The Sony World Photography Awards 2026 have announced their winners, bringing global attention to photography that captures the built environment as lived experience. With over 430,000 submissions from more than 200 countries, the competition continues to be one of the most significant platforms for contemporary photography.
Within the Architecture & Design category, this year’s winning and shortlisted works reflect a shift away from purely formal aesthetics toward storytelling, focusing on how people inhabit, adapt, and reinterpret architectural spaces.
Winner and Finalists: Capturing Architecture in Context
The first prize in the Architecture & Design category was awarded to Joy Saha (Bangladesh) for the series Homes of Haor. The project documents flood-resilient housing in Bangladesh’s Haor wetlands, offering an aerial perspective on how communities adapt their built environment to extreme seasonal conditions.

André Tezza from Brazil came in second for his book Everyday Structures, which looks at small grocery stores in Curitiba. His work highlights these modest buildings as cultural anchors resisting the uniformity of modern retail landscapes.

Third place was awarded to Chen Liang (China), whose series documents the historic watchtowers of Jiangmen in Guangdong. The work explores a hybrid architectural language shaped by both local and foreign influences.

Together, the top three projects demonstrate how architecture can embody resilience, identity, and historical continuity.
Themes and Direction of the 2026 Selection
The idea that architecture is proof of human experience is a clear theme in all of the winning works. photographers turned their attention to vernacular structures, overlooked urban spaces, and culturally layered sites.
This reflects a broader evolution in architectural photography, moving from documentation of form to interpretation of social, environmental, and political narratives embedded in space.
Shortlisted Projects: Diverse Narratives of the Built Environment

The shortlisted entries further expand this narrative-driven approach, presenting a wide geographic and conceptual range.
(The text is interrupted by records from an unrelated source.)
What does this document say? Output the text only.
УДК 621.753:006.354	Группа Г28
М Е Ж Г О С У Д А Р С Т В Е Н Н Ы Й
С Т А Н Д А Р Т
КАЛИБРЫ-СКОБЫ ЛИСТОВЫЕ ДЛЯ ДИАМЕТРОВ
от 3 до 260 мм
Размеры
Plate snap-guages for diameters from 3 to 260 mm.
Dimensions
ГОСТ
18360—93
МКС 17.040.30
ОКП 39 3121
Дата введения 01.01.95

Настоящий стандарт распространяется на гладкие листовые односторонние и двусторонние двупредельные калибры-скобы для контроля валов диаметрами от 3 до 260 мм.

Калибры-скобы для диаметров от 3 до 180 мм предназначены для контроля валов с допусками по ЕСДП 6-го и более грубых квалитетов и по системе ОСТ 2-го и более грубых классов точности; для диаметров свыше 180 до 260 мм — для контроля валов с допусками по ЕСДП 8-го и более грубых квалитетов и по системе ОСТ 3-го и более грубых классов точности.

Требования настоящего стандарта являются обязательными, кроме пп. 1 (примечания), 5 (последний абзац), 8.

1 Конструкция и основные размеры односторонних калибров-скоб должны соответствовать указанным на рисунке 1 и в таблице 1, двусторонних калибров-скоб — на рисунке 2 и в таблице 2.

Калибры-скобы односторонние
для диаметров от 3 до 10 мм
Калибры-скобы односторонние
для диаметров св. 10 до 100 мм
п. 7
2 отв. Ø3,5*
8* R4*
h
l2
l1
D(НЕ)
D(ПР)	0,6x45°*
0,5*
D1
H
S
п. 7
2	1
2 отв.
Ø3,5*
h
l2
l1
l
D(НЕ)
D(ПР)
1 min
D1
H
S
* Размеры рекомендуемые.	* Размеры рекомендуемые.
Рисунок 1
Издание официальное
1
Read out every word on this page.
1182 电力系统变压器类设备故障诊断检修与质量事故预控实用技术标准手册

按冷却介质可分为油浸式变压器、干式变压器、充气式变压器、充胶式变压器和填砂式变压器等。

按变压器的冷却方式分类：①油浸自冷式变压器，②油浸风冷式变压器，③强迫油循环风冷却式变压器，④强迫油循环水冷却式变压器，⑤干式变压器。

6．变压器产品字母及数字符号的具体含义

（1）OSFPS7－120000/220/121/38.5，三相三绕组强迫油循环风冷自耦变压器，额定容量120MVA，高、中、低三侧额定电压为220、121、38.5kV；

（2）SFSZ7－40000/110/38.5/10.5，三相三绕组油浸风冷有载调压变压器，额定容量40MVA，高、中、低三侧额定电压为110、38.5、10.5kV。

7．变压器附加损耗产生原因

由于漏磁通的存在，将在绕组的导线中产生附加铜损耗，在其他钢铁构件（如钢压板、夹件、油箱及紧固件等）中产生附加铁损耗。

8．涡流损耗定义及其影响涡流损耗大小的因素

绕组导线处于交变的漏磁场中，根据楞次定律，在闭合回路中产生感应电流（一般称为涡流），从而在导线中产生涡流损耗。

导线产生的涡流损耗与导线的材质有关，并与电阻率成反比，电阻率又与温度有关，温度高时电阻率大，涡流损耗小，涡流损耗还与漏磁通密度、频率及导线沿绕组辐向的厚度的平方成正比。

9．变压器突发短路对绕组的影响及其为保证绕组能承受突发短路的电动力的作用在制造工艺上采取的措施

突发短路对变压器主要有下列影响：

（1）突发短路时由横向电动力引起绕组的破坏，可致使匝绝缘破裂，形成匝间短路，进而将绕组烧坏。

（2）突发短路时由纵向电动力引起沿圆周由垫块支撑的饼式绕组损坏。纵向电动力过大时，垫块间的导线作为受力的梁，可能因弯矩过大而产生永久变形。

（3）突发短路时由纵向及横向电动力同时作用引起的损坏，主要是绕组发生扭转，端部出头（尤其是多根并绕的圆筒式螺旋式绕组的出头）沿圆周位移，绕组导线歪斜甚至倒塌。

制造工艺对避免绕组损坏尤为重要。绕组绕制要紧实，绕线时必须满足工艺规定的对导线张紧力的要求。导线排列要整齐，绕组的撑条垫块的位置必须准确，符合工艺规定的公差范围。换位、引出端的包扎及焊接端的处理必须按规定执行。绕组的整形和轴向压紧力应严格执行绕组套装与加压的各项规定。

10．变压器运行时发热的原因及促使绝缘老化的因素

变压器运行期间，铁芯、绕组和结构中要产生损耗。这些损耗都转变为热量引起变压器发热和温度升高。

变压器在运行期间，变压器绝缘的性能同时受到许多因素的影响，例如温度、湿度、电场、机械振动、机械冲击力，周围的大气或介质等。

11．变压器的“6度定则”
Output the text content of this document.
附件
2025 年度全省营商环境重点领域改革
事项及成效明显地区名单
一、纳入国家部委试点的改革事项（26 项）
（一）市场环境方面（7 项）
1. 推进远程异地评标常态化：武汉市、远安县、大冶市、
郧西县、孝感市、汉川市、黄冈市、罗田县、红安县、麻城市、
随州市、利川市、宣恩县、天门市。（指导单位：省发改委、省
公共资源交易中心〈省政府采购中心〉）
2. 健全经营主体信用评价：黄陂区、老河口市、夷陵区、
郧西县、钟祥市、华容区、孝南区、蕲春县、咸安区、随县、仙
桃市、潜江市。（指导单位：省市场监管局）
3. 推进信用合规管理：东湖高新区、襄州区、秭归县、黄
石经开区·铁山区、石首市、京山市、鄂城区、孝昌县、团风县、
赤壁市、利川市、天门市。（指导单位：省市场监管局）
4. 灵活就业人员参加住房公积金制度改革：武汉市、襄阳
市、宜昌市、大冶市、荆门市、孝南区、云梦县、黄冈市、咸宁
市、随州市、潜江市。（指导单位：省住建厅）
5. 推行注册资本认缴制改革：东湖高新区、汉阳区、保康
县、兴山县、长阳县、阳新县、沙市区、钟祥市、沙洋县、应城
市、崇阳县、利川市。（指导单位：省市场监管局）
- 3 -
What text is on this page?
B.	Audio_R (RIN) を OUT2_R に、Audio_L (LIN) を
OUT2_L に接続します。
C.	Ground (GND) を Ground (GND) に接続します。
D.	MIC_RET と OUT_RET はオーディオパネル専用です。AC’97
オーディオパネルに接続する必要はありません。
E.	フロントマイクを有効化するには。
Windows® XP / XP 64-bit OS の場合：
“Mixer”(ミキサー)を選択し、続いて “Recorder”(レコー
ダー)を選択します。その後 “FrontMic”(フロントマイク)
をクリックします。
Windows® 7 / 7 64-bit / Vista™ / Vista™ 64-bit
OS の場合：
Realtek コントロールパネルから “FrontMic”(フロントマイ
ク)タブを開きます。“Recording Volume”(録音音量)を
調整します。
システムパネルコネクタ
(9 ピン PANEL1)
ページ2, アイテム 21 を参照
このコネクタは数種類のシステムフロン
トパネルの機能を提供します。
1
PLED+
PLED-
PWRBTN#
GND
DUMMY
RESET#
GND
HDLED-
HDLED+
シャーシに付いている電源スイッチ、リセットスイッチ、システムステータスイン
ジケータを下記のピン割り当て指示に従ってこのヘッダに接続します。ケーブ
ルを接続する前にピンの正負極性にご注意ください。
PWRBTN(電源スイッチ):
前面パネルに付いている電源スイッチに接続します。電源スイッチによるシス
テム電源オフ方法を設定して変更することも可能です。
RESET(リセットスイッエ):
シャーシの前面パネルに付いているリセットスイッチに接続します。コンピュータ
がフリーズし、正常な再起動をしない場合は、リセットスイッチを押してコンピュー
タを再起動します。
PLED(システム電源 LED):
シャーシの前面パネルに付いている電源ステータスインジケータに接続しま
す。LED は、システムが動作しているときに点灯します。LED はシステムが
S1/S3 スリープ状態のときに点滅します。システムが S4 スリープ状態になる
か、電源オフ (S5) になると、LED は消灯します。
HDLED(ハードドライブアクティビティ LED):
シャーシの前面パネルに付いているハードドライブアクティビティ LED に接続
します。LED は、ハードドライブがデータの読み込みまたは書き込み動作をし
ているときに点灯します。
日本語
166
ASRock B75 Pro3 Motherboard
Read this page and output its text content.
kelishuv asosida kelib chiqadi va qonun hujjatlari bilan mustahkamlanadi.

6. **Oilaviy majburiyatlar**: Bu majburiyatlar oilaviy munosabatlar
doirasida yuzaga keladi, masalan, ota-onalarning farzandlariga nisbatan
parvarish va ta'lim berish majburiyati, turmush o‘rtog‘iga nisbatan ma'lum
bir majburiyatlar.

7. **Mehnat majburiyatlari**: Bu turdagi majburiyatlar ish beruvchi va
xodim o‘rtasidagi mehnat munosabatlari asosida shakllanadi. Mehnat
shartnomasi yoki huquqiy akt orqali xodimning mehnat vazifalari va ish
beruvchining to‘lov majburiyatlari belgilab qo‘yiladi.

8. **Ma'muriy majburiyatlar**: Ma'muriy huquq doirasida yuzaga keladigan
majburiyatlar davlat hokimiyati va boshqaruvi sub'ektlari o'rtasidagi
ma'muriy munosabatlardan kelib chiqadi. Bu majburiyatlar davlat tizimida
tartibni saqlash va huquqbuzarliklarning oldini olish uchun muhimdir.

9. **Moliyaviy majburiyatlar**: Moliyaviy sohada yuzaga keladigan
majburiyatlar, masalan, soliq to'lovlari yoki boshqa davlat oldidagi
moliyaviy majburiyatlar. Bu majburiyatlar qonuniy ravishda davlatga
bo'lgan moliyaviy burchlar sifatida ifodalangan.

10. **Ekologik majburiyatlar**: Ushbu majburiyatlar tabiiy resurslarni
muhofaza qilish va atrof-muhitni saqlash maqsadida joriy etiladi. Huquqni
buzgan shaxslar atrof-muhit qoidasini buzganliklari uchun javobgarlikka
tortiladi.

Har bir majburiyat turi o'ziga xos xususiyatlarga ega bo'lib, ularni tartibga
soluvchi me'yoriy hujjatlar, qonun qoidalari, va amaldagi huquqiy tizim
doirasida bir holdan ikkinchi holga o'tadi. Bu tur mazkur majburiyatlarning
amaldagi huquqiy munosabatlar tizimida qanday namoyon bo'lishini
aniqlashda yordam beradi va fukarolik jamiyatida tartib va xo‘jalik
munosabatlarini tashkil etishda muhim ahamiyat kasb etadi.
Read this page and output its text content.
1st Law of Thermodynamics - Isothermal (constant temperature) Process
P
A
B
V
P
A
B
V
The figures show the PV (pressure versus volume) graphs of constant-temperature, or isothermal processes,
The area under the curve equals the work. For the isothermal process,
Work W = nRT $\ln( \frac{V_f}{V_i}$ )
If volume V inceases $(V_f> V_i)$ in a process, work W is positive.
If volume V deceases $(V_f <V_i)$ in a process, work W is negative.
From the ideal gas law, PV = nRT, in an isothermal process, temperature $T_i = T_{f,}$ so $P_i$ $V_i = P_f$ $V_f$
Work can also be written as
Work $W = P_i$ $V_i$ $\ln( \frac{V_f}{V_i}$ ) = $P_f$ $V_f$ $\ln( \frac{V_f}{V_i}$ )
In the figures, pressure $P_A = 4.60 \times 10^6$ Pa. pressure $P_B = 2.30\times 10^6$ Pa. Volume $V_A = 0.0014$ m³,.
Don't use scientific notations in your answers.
According to official sources, notable shortlisted projects in the professional architecture & design category include the following:
- Ad Astra by Cristopher Rogel Blanquet Chavez & Daniel Ochoa de Olza (Mexico), examining the US–Mexico border wall as both a physical and symbolic structure.
- Historical Architecture of Iran: Endurance and Persistence Through Time by Farshid Rahimi Kalahroudi (Iran), focusing on architectural continuity and heritage.
- Hotel Florio by Jean-Marc Caimi & Valentina Piccinni (Italy), documenting a historic site tied to political and social memory.
- Night Shift by Mathieu Moindron (France), portraying industrial landscapes operating in the near absence of human presence.
- The Walls of Tohoku by Peter Lipton (Netherlands), reflecting on infrastructural responses to natural disasters.
- Second-Hand Houses by Stephan Zirwes (Germany), exploring repetition and transformation in residential architecture.
- Mausoleum of the Martyrdom of Polish Villages in Michniów by Tomasz Kawecki (Poland), addressing memory through commemorative architecture.
Additional shortlisted works across the awards explored themes such as tsunami barriers, abandoned hotels, and border infrastructures, each highlighting how architecture intersects with history, crisis, and identity
Exhibition and Global Recognition

The winning and shortlisted works are part of a major exhibition held at Somerset House, London, running from April 17 to May 4, 2026. The exhibition features over 300 images and offers a comprehensive look at contemporary photography across categories.
The Architecture & Design category at the Sony World Photography Awards 2026 highlights a decisive shift in how architecture is represented. This year’s winners and shortlisted photographers move beyond visual spectacle, focusing instead on human stories, environmental realities, and cultural memory embedded within built forms.